Related: Homemade treats you can make for your pets

Belton House, Lincolnshire

Belton house and gardens

Image courtesy of Martin Pettitt

With over 1,300 acres of parkland to explore, Belton in Lincolnshire is a fantastic place to go walking with your dog. There’s woodland, hills and streams to explore, making it ideal for walkers and dogs of all shapes and sizes. Dedicated dog bins throughout the park to make it easy for you to clean up after your dog and dispose of the mess. Plus, water bowls are available in the stableyard.

Belton doesn’t allow dogs in the formal gardens and adventure playground, with the exception of assistance dogs, but the courtyard areas are dog-friendly, as long as canine companions are kept on a lead and behave themselves.

Belton is a little pricier to visit than some of the other locations on this list, with a visit to the grounds costing £12 per adult and £8.20 per child.

The Brockhampton Estate, Herefordshire

Dog-friendly Brockhampton

Image courtesy of David Evans

Located in the West Midlands, the Brockhampton estate dates back to the 14th century. The house and estate have changed very little over the hundreds of years. The miles upon miles of surrounding parkland make the estate a perfect place to bring your pooch. And, the Granary café has an outdoor courtyard that’s dog-friendly.
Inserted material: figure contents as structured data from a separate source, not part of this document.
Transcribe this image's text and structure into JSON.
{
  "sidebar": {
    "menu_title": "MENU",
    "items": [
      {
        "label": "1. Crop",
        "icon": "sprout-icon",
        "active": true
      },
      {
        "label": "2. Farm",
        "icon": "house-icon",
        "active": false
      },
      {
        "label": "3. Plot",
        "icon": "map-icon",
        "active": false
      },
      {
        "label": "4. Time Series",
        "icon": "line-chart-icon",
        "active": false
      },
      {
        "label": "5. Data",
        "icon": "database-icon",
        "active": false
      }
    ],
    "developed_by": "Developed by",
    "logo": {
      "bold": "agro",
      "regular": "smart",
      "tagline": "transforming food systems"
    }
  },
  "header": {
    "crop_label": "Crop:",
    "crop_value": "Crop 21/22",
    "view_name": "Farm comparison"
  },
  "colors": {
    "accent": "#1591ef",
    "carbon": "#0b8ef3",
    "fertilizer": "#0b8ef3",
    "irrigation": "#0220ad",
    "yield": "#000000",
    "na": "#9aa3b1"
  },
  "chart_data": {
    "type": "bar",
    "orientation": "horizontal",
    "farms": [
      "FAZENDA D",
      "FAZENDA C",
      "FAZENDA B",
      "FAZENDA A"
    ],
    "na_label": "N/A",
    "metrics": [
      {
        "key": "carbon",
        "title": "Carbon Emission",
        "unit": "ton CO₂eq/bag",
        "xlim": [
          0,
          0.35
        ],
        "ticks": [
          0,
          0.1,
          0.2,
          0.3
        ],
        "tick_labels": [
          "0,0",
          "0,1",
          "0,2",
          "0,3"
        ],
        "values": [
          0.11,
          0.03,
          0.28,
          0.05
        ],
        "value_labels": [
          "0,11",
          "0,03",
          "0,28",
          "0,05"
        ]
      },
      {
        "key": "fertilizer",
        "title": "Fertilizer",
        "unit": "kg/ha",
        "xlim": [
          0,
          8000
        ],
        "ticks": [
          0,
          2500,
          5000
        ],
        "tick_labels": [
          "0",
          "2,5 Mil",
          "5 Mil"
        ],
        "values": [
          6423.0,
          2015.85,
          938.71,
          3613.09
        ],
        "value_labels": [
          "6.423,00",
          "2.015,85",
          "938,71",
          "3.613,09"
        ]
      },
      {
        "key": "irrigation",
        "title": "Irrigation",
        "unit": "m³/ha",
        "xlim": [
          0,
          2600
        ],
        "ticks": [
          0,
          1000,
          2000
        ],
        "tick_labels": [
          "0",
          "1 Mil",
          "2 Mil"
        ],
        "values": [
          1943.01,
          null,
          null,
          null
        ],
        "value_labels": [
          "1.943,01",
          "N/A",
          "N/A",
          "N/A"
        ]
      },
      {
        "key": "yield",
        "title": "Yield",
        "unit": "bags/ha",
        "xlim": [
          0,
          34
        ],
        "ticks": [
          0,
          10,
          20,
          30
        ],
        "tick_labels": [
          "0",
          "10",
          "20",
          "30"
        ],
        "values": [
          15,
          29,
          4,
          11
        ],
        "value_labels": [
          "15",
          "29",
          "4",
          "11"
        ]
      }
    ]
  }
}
Like most places, the estate requires that you keep your dog on a lead while walking. The parkland is home to all kinds of wildlife, and there are a number of farms on the estate with cattle who may be spooked by an energetic dog.

You can easily spend a day at Brockhampton. There are six marked walking routes of various lengths that are all dog-friendly. You can also visit the medieval manor house, of which parts were still lived in until 2014. However, you’ll have to leave your dog at one of the tethering posts outside the hall if you want to peek inside.
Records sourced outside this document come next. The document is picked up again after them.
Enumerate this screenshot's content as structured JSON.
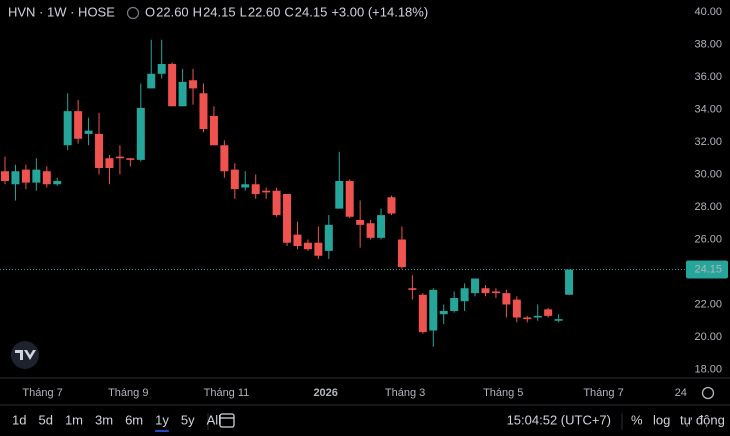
{
  "header": {
    "symbol": "HVN · 1W · HOSE",
    "ohlc": [
      {
        "label": "O",
        "value": "22.60"
      },
      {
        "label": "H",
        "value": "24.15"
      },
      {
        "label": "L",
        "value": "22.60"
      },
      {
        "label": "C",
        "value": "24.15"
      }
    ],
    "change": "+3.00 (+14.18%)"
  },
  "chart_data": {
    "type": "candlestick",
    "up_color": "#26a69a",
    "down_color": "#ef5350",
    "open": [
      30.2,
      29.4,
      30.3,
      29.5,
      30.2,
      29.4,
      31.8,
      33.9,
      32.5,
      32.5,
      31.0,
      31.1,
      31.0,
      30.9,
      35.3,
      36.2,
      36.8,
      34.2,
      35.8,
      35.0,
      33.6,
      31.8,
      30.3,
      29.2,
      29.4,
      29.0,
      29.0,
      28.8,
      26.3,
      25.8,
      25.8,
      25.3,
      27.9,
      29.6,
      27.2,
      27.0,
      26.1,
      28.6,
      26.0,
      23.0,
      22.6,
      20.4,
      21.4,
      21.6,
      22.2,
      22.7,
      23.0,
      22.8,
      22.7,
      22.3,
      21.2,
      21.2,
      21.7,
      21.0,
      22.6
    ],
    "high": [
      31.1,
      30.6,
      30.6,
      31.0,
      30.5,
      29.8,
      35.0,
      34.6,
      33.5,
      33.8,
      31.2,
      31.8,
      31.0,
      35.6,
      38.3,
      38.3,
      36.9,
      36.5,
      36.5,
      35.6,
      34.2,
      32.1,
      30.7,
      30.2,
      30.0,
      29.2,
      29.2,
      28.8,
      27.1,
      26.0,
      26.8,
      27.5,
      31.4,
      29.7,
      28.4,
      27.2,
      27.9,
      28.7,
      26.8,
      23.8,
      22.7,
      23.0,
      22.0,
      22.8,
      23.3,
      23.6,
      23.2,
      23.0,
      22.9,
      22.5,
      21.3,
      22.0,
      21.8,
      21.4,
      24.15
    ],
    "low": [
      29.4,
      28.4,
      29.1,
      29.0,
      29.2,
      29.3,
      31.5,
      31.9,
      31.8,
      30.0,
      29.4,
      30.0,
      30.5,
      30.8,
      35.3,
      35.9,
      34.2,
      34.2,
      34.3,
      32.6,
      31.8,
      29.8,
      28.5,
      29.0,
      28.5,
      28.5,
      27.4,
      25.6,
      25.4,
      25.3,
      24.8,
      24.8,
      27.9,
      27.3,
      25.5,
      26.0,
      26.0,
      27.5,
      24.2,
      22.3,
      20.2,
      19.4,
      20.8,
      21.5,
      21.6,
      22.5,
      22.5,
      22.4,
      21.2,
      20.9,
      20.9,
      21.0,
      21.2,
      20.9,
      22.6
    ],
    "close": [
      29.6,
      30.2,
      29.5,
      30.3,
      29.4,
      29.6,
      33.9,
      32.2,
      32.7,
      30.4,
      30.4,
      31.0,
      30.9,
      34.1,
      36.2,
      36.8,
      34.2,
      35.7,
      35.3,
      32.8,
      31.8,
      30.2,
      29.1,
      29.4,
      28.8,
      28.9,
      27.5,
      25.8,
      25.6,
      25.4,
      25.0,
      26.9,
      29.6,
      27.4,
      26.9,
      26.1,
      27.5,
      27.6,
      24.3,
      22.9,
      20.3,
      22.9,
      21.6,
      22.4,
      23.0,
      23.6,
      22.7,
      22.7,
      22.0,
      21.2,
      21.1,
      21.3,
      21.3,
      21.1,
      24.15
    ],
    "xlim": [
      -0.48,
      65.1
    ],
    "xticks": [
      {
        "value": 3.6,
        "label": "Tháng 7"
      },
      {
        "value": 11.8,
        "label": "Tháng 9"
      },
      {
        "value": 21.2,
        "label": "Tháng 11"
      },
      {
        "value": 30.7,
        "label": "2026"
      },
      {
        "value": 38.3,
        "label": "Tháng 3"
      },
      {
        "value": 47.7,
        "label": "Tháng 5"
      },
      {
        "value": 57.3,
        "label": "Tháng 7"
      },
      {
        "value": 64.7,
        "label": "24"
      }
    ],
    "ylim": [
      17.66,
      40.74
    ],
    "yticks": [
      {
        "value": 18,
        "label": "18.00"
      },
      {
        "value": 20,
        "label": "20.00"
      },
      {
        "value": 22,
        "label": "22.00"
      },
      {
        "value": 24,
        "label": "24.00"
      },
      {
        "value": 26,
        "label": "26.00"
      },
      {
        "value": 28,
        "label": "28.00"
      },
      {
        "value": 30,
        "label": "30.00"
      },
      {
        "value": 32,
        "label": "32.00"
      },
      {
        "value": 34,
        "label": "34.00"
      },
      {
        "value": 36,
        "label": "36.00"
      },
      {
        "value": 38,
        "label": "38.00"
      },
      {
        "value": 40,
        "label": "40.00"
      }
    ],
    "last_price": {
      "value": 24.15,
      "label": "24.15"
    },
    "grid": false
  },
  "toolbar": {
    "ranges": [
      "1d",
      "5d",
      "1m",
      "3m",
      "6m",
      "1y",
      "5y",
      "All"
    ],
    "active_range": "1y",
    "time": "15:04:52 (UTC+7)",
    "right": [
      "%",
      "log",
      "tự động"
    ]
  }
}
Dog walking at Kinver Edge and Rock Houses – Staffordshire

Image courtesy of Mark Peate

The woods and heath at Kinver Edge are an excellent place to take your dog for a good, long walk. There are miles of open countryside to explore, and year-round free access! You can choose to walk one of the three marked trails, or go your own way.

At Kinver Edge, you may come across cattle grazing. Be sure to keep your dog on its lead while in these enclosures. There’s plenty of space further away from the cows where you can let your furry friend loose and allow them to stretch their legs, though.
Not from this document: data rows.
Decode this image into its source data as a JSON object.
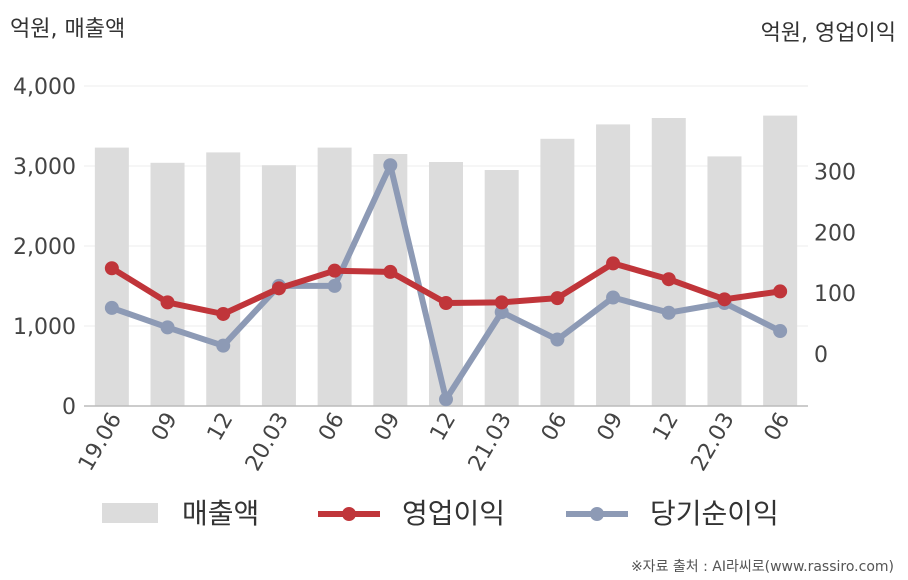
{
  "chart_data": {
    "type": "bar",
    "title": "",
    "left_unit": "억원, 매출액",
    "right_unit": "억원, 영업이익",
    "categories": [
      "19.06",
      "09",
      "12",
      "20.03",
      "06",
      "09",
      "12",
      "21.03",
      "06",
      "09",
      "12",
      "22.03",
      "06"
    ],
    "left_axis": {
      "ylim": [
        0,
        4000
      ],
      "ticks": [
        "0",
        "1,000",
        "2,000",
        "3,000",
        "4,000"
      ]
    },
    "right_axis": {
      "ylim": [
        -85,
        440
      ],
      "ticks": [
        "0",
        "100",
        "200",
        "300"
      ]
    },
    "grid": true,
    "legend_position": "bottom",
    "series": [
      {
        "name": "매출액",
        "type": "bar",
        "axis": "left",
        "color": "#dcdcdc",
        "values": [
          3230,
          3040,
          3170,
          3010,
          3230,
          3150,
          3050,
          2950,
          3340,
          3520,
          3600,
          3120,
          3630
        ]
      },
      {
        "name": "영업이익",
        "type": "line",
        "axis": "right",
        "color": "#c0353a",
        "values": [
          141,
          85,
          66,
          108,
          137,
          135,
          84,
          85,
          92,
          149,
          123,
          90,
          103
        ]
      },
      {
        "name": "당기순이익",
        "type": "line",
        "axis": "right",
        "color": "#8d9ab5",
        "values": [
          76,
          44,
          14,
          112,
          112,
          310,
          -74,
          69,
          24,
          93,
          68,
          84,
          38
        ]
      }
    ],
    "source": "※자료 출처 : AI라씨로(www.rassiro.com)"
  }
}
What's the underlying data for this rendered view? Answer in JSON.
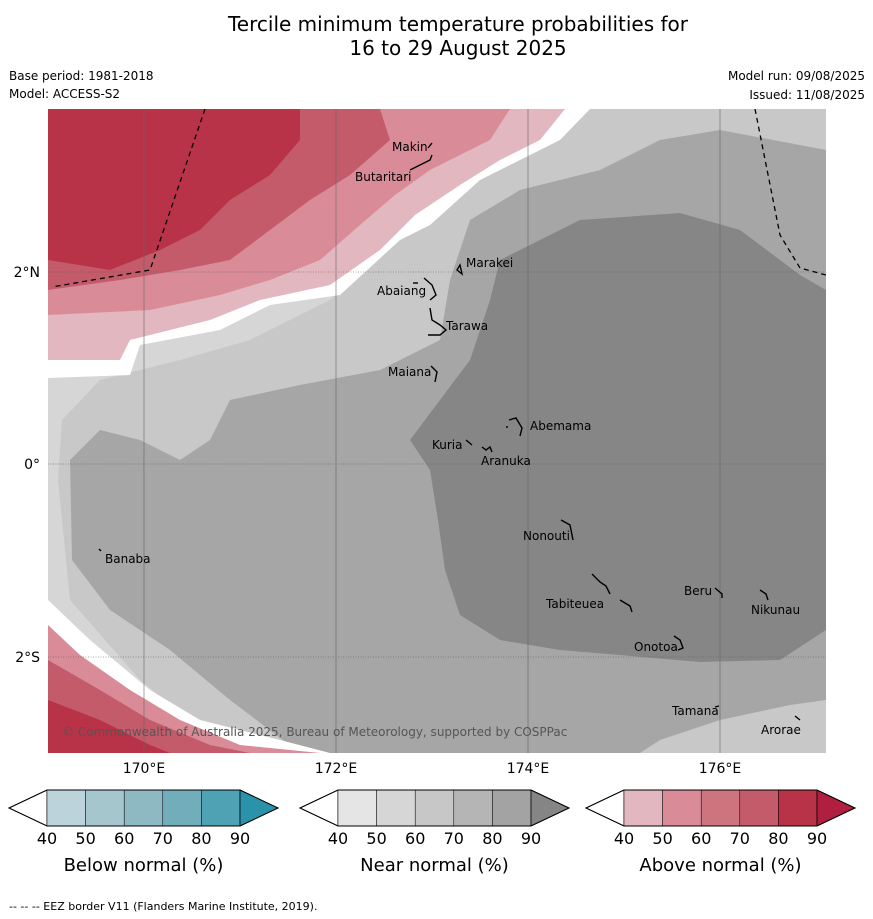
{
  "title_line1": "Tercile minimum temperature probabilities for",
  "title_line2": "16 to 29 August 2025",
  "base_period": "Base period: 1981-2018",
  "model": "Model: ACCESS-S2",
  "model_run": "Model run: 09/08/2025",
  "issued": "Issued: 11/08/2025",
  "lat_labels": [
    "2°N",
    "0°",
    "2°S"
  ],
  "lon_labels": [
    "170°E",
    "172°E",
    "174°E",
    "176°E"
  ],
  "places": [
    "Makin",
    "Butaritari",
    "Marakei",
    "Abaiang",
    "Tarawa",
    "Maiana",
    "Abemama",
    "Kuria",
    "Aranuka",
    "Nonouti",
    "Banaba",
    "Beru",
    "Nikunau",
    "Tabiteuea",
    "Onotoa",
    "Tamana",
    "Arorae"
  ],
  "copyright": "© Commonwealth of Australia 2025, Bureau of Meteorology, supported by COSPPac",
  "legend": {
    "ticks": [
      "40",
      "50",
      "60",
      "70",
      "80",
      "90"
    ],
    "below_label": "Below normal (%)",
    "near_label": "Near normal (%)",
    "above_label": "Above normal (%)",
    "below_colors": [
      "#ffffff",
      "#bdd3db",
      "#a6c6cd",
      "#8eb9c3",
      "#72adbb",
      "#4ea2b3",
      "#2a93aa"
    ],
    "near_colors": [
      "#ffffff",
      "#e5e5e5",
      "#d6d6d6",
      "#c7c7c7",
      "#b5b5b5",
      "#a3a3a3",
      "#858585"
    ],
    "above_colors": [
      "#ffffff",
      "#e3b7c0",
      "#d98c98",
      "#ce747f",
      "#c45b6b",
      "#b83248",
      "#b01e40"
    ]
  },
  "footnote": "--  --  -- EEZ border V11 (Flanders Marine Institute, 2019)."
}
The Rock Houses, carved into the caves, are dog-friendly, too. Dogs on leads are welcome in the gardens. If you visit the tea room or the caves, though, you will need to leave your dog outside.

Lyveden, Northamptonshire

dog-friendly Lyveden

Image courtesy of Steve P2008

Lyveden has an interesting story that makes it worth visiting with or without a dog. The unfinished building is thought to have been intended as a “secret house” for Sir Thomas Tresham. Tresham owned the Lyveden estate in the early 17th century. When he died in 1605, building work on the house stopped. Despite being inherited by his descendants, one of whom was involved in the Gunpowder plot, the house was never finished. Today, it looks exactly as as it did in 1605.

You can pick up a free walking guide from the visitor centre when you arrive at Lyveden. Staff are happy to help you navigate to the best spots to explore with a four-legged companion. You can buy dog treats and baggies from reception, too, to help you clean up after your pet and reward them for being well-behaved!

Lyveden is dog-friendly throughout the estate, with the exception of the Cottage Tea room. As livestock frequently graze on the estate, you should keep your furry friend on a lead.